Aviva has reported a 19% increase in general insurance (GI) premiums in Q1, totalling £3.4bn, a figure up from £2.9bn in the opening quarter of last year.
The insurer’s GI premiums in the UK and Ireland climbed by 26% in the quarter to £2.5bn, with 59% growth in personal lines. Aviva said this figure had been supported by the integration of Direct Line following its acquisition last year, as well as growth in the intermediated channel.
Aviva reported that its commercial lines trading was 7% lower in the quarter, however, reflecting the impact of the rating environment partly offset by strong retention.
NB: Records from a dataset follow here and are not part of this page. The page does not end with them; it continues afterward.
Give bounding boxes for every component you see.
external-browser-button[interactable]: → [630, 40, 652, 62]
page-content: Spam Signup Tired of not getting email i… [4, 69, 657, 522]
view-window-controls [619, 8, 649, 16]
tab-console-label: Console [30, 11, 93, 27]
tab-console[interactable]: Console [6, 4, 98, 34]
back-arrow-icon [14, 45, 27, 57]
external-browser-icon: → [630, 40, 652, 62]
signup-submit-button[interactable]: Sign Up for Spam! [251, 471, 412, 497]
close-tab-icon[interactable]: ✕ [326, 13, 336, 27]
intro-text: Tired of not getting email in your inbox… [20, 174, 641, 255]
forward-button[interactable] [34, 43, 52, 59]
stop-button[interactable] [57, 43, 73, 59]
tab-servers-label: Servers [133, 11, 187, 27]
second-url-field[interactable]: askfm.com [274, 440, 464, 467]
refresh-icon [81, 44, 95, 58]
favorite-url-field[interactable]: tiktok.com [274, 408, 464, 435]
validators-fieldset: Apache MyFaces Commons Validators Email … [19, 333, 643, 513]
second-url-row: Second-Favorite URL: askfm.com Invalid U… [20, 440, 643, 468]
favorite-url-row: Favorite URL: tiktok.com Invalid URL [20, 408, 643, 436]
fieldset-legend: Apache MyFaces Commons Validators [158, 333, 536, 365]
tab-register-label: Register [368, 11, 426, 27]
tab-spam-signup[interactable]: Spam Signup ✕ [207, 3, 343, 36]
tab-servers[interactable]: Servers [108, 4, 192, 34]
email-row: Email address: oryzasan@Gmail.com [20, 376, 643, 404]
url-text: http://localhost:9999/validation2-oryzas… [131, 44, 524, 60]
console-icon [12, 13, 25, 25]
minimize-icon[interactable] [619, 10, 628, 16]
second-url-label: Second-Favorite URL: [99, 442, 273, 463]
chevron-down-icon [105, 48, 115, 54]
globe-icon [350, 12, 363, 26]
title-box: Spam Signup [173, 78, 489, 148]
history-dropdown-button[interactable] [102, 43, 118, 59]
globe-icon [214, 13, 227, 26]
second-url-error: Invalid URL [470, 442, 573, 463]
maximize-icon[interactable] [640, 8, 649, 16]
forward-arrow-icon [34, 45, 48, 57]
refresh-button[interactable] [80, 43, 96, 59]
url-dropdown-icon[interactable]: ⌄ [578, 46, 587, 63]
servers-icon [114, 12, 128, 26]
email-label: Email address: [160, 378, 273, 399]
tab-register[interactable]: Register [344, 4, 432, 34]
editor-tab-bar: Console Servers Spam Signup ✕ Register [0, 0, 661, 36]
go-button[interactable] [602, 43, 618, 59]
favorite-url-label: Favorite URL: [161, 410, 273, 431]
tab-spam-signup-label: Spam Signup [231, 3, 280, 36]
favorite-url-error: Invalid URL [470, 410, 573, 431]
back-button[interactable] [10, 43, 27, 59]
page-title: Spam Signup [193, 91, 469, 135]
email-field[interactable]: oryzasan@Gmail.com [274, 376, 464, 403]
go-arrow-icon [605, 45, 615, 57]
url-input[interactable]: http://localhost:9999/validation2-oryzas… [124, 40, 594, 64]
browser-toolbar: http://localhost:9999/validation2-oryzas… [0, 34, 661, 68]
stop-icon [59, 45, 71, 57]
As part of its Q1 trading statement, the FTSE 100 company also revealed it is making “good progress” on its Direct Line integration and that it remains on track to deliver previously announced cost synergies and capital synergies. This includes capital synergies of over £350m by the end of the year, which would add seven percentage points to the shareholder cover ratio, in addition to the £150m delivered at the end of 2025.
Following the achievement of these Direct Line capital synergies, Aviva said it expects solvency to be above its target range of 160-180% by full year 2026.
Aviva CEO, Amanda Blanc, commented that the insurer had delivered profitable growth despite global market volatility.
“The integration of Direct Line is firmly on track with stronger profitability and policies sold through price comparison websites have nearly doubled since the start of the year,” Blanc said.
“We have made an excellent start to 2026. Our continued strong trading performance, high quality balance sheet, and diverse set of leading businesses, gives us confidence that we are well placed to meet our group targets, and deliver even more for our customers and shareholders this year.”